HUMS 253, Poetry and Faith

Meeting Time: 
Th 1:30pm-3:20pm

Course Description

This course is designed to look at issues of faith through the lens of poetry.  With some notable exceptions, we will concentrate on modern poetry—that is, poetry written between 1850 and 2015.  Inevitably we will also look at poetry through the lens of faith, but a working assumption of the course is that a poem is, for a reader (it’s more complicated for a writer), art first and faith second.  Students may want to challenge this assumption.  The entire course may end up being a challenge to this assumption. 

One other assumption, and challenge:  faith precedes belief.  Belief is how we respond to abstractions:  dogmas, doctrines, denominations, and such.  Faith is how we respond to the predicament of being alive.  Belief is what we do with our faith.

The reading in this course is intensive rather than extensive.  You will need to read every poem many times.  You will need to memorize at least one of them and parts of others.  We will read a wide variety of poets but usually only 1-3 poems from each of them. 

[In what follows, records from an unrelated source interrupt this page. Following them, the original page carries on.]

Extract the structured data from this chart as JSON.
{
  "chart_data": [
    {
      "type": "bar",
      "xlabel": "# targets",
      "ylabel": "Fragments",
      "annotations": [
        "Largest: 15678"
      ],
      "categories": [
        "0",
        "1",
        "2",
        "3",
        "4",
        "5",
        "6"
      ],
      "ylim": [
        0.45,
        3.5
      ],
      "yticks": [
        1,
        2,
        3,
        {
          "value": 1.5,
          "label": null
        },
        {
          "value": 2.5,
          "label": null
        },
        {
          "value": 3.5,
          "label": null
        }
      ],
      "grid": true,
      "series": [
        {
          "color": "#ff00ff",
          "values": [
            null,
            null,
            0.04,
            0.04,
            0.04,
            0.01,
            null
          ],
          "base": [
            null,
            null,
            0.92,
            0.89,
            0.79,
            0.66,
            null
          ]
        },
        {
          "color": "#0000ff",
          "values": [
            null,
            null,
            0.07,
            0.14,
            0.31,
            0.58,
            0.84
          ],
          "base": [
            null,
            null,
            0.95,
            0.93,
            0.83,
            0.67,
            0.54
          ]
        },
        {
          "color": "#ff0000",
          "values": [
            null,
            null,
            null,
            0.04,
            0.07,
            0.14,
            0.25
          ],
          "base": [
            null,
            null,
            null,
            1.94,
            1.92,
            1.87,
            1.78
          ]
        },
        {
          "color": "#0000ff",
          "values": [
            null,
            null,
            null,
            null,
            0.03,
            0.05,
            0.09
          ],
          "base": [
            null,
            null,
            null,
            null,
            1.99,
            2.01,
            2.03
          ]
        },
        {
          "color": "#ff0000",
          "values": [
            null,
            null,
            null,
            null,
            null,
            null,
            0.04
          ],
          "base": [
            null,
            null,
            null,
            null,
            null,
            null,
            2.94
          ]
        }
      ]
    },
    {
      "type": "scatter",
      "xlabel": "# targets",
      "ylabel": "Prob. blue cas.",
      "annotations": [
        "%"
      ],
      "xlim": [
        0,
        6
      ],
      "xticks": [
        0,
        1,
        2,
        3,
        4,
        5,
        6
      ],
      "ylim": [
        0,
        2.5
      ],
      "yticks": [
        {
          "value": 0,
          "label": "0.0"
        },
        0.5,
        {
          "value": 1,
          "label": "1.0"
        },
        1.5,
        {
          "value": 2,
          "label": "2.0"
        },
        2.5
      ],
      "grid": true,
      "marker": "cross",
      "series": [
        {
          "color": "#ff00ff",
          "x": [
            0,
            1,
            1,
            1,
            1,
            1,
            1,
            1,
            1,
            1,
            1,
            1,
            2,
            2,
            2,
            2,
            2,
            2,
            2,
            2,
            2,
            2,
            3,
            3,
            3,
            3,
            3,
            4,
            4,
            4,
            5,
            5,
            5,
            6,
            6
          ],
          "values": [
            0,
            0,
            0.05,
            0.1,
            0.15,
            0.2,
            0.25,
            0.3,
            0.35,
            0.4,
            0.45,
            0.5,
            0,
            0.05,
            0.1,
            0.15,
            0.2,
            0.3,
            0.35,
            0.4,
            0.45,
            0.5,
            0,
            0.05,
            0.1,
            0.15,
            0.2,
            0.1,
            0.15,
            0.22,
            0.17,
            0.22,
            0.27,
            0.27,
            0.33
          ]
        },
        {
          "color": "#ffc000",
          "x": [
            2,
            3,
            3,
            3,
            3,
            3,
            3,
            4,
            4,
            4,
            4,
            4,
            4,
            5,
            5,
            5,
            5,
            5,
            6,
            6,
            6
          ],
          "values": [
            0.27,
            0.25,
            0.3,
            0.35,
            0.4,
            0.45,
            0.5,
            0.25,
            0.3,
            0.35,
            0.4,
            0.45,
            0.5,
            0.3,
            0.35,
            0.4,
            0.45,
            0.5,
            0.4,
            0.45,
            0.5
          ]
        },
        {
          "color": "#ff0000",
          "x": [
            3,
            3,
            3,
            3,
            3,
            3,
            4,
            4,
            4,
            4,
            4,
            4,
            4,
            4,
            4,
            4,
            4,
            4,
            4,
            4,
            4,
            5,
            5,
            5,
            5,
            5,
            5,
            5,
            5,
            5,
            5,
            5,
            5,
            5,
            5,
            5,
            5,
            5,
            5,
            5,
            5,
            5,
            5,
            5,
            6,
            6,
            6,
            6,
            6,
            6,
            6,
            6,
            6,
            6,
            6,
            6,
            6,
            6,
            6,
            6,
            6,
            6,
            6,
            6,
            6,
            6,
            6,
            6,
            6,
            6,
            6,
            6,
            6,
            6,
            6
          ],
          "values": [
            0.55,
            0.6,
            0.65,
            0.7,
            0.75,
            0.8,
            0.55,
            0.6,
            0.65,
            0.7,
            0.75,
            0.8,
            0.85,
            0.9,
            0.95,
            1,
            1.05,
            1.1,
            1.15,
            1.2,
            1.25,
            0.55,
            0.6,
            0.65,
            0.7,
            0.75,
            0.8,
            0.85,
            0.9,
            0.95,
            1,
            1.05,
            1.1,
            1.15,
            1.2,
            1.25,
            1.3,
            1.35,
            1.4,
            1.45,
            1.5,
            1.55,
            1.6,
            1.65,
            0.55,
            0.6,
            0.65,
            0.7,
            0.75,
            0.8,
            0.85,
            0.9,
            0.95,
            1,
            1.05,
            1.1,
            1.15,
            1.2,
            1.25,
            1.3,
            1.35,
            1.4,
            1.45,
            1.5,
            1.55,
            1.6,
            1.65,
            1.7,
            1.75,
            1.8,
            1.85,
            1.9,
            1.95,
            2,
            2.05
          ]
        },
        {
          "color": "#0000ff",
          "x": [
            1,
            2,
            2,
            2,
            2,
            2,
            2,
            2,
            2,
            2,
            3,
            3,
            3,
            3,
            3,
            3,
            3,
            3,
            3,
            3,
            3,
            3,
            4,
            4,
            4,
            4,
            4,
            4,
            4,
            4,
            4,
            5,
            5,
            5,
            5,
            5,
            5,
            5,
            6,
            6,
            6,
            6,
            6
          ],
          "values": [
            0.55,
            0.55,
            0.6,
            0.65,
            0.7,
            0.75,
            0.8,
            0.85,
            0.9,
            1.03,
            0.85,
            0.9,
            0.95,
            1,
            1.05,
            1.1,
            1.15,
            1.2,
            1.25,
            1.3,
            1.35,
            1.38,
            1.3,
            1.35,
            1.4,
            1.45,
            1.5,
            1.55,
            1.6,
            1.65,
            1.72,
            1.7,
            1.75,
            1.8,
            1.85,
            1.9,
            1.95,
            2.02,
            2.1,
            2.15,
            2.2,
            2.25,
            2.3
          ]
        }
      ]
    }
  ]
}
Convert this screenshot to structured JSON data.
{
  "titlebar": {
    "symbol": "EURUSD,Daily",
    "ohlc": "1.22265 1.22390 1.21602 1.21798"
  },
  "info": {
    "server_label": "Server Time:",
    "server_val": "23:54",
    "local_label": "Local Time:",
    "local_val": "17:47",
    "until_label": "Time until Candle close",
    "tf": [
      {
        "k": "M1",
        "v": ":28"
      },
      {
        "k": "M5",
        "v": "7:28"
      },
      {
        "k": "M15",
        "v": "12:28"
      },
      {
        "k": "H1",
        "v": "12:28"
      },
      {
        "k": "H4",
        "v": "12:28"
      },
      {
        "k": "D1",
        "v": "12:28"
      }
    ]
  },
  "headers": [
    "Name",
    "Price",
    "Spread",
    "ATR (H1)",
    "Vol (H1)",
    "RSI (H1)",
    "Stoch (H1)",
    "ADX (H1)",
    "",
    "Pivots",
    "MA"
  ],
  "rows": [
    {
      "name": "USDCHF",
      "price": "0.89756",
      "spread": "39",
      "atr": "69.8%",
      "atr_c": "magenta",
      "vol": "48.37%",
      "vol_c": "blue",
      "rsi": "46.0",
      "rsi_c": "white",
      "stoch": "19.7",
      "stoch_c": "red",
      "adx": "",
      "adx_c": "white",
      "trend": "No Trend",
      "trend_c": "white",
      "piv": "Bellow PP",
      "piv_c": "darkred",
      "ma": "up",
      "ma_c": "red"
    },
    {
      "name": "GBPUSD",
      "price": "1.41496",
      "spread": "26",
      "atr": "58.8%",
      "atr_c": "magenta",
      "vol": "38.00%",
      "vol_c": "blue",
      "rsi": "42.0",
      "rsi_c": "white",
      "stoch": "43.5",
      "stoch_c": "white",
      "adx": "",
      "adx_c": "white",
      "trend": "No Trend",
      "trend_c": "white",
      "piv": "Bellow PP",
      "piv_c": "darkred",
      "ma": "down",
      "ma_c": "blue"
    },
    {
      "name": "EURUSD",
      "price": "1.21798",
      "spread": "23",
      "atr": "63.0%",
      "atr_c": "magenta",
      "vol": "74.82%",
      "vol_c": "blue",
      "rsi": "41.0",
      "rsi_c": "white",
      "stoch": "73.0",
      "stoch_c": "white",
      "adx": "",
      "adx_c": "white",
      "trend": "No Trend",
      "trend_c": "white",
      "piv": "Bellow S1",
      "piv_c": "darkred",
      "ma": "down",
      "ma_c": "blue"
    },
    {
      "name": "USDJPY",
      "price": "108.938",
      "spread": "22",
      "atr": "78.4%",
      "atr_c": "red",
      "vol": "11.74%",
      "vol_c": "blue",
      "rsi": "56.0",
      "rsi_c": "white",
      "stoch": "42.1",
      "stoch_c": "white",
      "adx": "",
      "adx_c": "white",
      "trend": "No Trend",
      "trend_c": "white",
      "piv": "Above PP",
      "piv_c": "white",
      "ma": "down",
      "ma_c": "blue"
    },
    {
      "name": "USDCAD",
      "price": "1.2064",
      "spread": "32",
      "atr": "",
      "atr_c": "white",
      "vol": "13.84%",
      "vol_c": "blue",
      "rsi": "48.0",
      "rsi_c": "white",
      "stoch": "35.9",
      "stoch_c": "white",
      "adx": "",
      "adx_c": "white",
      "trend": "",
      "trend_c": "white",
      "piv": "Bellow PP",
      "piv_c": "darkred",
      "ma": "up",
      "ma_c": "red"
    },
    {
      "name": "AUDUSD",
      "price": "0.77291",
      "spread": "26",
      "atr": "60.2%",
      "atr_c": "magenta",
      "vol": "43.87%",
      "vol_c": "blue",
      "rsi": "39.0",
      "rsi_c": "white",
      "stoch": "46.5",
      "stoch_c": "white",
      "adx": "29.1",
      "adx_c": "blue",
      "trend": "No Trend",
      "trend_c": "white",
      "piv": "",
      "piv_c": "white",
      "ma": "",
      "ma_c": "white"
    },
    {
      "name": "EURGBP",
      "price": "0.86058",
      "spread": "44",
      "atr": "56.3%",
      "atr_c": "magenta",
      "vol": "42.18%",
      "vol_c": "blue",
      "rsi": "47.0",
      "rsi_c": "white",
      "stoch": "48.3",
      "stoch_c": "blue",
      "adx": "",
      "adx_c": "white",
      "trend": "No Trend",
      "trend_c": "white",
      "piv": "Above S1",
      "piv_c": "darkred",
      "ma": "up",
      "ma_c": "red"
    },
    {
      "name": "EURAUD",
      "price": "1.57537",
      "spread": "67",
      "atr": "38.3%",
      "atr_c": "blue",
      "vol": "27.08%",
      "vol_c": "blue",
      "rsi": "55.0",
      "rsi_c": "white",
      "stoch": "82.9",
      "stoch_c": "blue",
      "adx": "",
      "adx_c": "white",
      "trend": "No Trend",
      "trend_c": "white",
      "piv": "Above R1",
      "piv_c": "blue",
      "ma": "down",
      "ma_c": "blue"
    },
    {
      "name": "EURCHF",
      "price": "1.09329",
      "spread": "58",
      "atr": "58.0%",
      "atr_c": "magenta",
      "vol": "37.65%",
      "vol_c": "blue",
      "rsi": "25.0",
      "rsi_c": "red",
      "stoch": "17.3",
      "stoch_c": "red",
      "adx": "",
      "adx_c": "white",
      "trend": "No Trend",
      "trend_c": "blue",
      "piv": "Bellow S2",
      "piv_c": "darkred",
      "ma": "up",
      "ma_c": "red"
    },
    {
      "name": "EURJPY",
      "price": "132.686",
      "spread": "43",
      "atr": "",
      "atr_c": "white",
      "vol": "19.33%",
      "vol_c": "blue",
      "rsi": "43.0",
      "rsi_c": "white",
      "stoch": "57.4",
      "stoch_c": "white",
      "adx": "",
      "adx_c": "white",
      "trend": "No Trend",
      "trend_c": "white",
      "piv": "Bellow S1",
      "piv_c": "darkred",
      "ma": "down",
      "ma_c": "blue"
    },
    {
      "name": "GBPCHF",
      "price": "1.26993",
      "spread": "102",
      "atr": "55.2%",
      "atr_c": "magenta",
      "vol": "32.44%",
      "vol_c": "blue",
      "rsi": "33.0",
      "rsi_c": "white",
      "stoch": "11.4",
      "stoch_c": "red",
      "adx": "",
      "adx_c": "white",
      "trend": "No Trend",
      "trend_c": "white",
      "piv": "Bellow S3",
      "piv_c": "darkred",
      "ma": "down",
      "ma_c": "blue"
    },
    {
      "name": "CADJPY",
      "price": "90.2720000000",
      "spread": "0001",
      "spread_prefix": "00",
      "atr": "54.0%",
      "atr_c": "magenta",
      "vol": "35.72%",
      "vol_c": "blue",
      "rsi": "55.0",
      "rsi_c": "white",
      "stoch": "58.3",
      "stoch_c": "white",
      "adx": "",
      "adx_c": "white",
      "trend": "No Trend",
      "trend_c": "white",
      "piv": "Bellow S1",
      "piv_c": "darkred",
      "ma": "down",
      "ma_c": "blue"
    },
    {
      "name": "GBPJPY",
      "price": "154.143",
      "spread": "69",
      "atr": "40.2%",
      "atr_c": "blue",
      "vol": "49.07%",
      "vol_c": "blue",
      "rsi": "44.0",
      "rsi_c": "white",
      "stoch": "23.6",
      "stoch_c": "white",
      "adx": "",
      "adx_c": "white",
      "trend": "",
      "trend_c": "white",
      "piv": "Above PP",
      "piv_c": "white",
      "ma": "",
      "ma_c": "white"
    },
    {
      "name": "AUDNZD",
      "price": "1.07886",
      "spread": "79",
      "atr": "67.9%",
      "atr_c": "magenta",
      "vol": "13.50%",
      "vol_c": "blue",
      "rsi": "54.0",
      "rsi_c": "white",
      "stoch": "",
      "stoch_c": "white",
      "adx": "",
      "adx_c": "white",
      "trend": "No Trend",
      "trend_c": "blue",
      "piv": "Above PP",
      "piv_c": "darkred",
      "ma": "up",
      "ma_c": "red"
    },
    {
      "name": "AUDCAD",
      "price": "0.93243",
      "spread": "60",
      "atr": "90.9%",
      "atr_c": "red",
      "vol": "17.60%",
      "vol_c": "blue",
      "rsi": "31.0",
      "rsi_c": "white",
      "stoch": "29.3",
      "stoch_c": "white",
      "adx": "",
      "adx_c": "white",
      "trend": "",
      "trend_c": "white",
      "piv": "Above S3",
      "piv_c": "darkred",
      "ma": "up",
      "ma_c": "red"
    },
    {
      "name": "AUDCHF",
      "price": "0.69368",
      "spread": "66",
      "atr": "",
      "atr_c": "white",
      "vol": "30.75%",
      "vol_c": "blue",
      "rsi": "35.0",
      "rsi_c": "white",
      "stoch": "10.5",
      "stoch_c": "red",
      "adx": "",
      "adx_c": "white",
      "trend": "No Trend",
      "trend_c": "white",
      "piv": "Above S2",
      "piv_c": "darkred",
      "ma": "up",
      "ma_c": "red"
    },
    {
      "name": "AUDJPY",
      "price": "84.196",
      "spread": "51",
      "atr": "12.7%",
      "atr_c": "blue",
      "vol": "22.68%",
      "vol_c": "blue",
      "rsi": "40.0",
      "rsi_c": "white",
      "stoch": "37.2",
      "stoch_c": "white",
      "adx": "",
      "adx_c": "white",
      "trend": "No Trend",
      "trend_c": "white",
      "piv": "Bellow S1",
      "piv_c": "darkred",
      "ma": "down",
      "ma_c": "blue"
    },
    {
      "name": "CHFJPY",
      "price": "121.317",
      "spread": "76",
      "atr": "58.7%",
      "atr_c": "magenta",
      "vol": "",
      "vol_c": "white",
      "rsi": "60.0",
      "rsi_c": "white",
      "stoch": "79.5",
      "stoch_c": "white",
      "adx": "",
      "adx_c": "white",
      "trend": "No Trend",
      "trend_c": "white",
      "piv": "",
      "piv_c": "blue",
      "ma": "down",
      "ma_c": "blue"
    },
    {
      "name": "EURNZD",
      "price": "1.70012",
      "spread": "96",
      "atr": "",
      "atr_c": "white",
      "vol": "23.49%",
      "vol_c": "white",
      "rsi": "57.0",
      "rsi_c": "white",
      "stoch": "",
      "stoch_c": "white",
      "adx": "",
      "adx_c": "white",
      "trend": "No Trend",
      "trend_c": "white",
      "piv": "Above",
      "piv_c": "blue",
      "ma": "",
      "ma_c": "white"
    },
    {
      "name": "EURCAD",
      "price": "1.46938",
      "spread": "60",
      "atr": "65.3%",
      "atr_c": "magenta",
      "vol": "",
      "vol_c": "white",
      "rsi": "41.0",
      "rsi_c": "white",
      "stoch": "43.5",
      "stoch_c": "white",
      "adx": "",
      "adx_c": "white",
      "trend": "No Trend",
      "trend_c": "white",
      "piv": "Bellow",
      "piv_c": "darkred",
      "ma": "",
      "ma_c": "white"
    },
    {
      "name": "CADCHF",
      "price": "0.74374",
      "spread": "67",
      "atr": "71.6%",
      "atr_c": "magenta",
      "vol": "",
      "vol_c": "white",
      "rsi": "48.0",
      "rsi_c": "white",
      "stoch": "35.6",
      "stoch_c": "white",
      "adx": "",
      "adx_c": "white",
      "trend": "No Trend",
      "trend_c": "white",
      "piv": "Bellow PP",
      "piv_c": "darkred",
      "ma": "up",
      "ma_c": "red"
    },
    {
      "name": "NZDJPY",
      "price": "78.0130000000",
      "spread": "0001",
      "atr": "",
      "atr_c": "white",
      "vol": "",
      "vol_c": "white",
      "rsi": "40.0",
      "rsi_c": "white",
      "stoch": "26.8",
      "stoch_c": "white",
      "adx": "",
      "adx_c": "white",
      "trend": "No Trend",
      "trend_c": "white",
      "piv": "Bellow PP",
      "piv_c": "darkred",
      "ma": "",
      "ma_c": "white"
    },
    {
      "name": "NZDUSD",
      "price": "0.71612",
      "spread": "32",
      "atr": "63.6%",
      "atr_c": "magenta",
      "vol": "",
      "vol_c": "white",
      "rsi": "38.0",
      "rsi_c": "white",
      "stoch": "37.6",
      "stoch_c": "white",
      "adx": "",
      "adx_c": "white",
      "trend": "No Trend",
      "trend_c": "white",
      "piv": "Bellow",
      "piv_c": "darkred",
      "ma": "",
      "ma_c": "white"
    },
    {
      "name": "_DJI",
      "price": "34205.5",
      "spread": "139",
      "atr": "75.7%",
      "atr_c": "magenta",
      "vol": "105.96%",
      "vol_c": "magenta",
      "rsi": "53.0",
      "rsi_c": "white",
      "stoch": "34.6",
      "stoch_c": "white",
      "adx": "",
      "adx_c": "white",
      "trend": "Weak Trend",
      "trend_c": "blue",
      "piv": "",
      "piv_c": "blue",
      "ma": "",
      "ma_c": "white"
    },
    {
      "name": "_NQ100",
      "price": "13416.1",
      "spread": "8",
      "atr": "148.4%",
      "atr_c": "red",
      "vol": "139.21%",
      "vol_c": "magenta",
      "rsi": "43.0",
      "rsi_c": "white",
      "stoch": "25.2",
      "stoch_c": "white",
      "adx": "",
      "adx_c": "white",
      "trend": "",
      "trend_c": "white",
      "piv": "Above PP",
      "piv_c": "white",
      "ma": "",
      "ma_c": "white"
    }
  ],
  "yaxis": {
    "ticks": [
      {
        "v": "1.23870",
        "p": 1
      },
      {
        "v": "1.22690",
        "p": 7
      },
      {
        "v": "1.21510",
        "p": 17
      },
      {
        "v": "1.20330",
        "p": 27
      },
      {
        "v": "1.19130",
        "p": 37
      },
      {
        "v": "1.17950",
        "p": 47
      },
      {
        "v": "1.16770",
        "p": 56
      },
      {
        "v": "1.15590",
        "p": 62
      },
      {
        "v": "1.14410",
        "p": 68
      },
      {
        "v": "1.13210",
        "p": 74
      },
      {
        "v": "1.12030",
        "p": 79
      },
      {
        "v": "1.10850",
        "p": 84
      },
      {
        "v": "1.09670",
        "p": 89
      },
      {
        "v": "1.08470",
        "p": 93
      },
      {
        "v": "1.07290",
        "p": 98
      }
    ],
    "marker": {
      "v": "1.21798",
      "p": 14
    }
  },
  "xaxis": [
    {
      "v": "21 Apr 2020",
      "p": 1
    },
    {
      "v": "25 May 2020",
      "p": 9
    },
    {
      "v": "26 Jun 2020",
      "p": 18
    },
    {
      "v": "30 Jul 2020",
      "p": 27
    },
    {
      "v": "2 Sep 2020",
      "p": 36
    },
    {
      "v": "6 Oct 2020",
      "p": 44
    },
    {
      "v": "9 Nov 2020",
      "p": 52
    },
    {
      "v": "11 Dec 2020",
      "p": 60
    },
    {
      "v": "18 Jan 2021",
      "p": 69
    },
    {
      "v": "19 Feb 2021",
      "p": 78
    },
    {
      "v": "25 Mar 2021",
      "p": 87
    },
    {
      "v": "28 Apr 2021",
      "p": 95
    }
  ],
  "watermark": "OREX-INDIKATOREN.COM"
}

You will also be expected to read select critical pieces, almost all by poets.  These are primarily to serve as examples of some of the ways that recent poets have thought about their art in relation to faith and culture, but they are also intended to give you some models for your final paper.  I will explain this carefully in class, but please note:  you must read these pieces on your own time.   

Led by:

Christian Wiman is the author, editor, or translator of ten books, including Hammer is the Prayer:  Selected Poems (FSG, 2016), My Bright Abyss:  Meditation of a Modern Believer (FSG, 2013), and Stolen Air:  Selected Poems of Osip Mandelstam (HarperCollins/Ecco, 2012). Of his work as a whole, Marilynne Robinson writes, “His poetry and scholarship have a purifying urgency that is rare in this world.  This puts him at the very source of theology, and enables him to say new things in timeless language, so that the reader’s surprise and assent are one and the same.”  Mr. Wiman has been a Jones Lecturer in Poetry at Stanford and a visiting assistant professor of English at Northwestern, and for three years he served as Visiting Scholar at Lynchburg College in Virginia.  From 2003 until 2013 he was the editor of Poetry magazine, the premiere magazine for poetry in the English-speaking world.  During that time the magazine’s circulation tripled, and it garnered two National Magazine Awards from the American Society of Magazine Editors.  For the magazine’s centennial year, Mr. Wiman edited, with Don Share, The Open Door:  One Hundred Poems, One Hundred Years of Poetry Magazine (University of Chicago Press, 2012).  Mr. Wiman has written for the New Yorker, the New York Times Book Review, the Atlantic Monthly, and numerous other publications.  He is a former Guggenheim Fellow and holds an honorary doctorate of humane letters from North Central College.  His particular interests include modern poetry, the language of faith, “accidental” theology (that is, theology conducted by unexpected means), and what it means to be a Christian intellectual in a secular culture.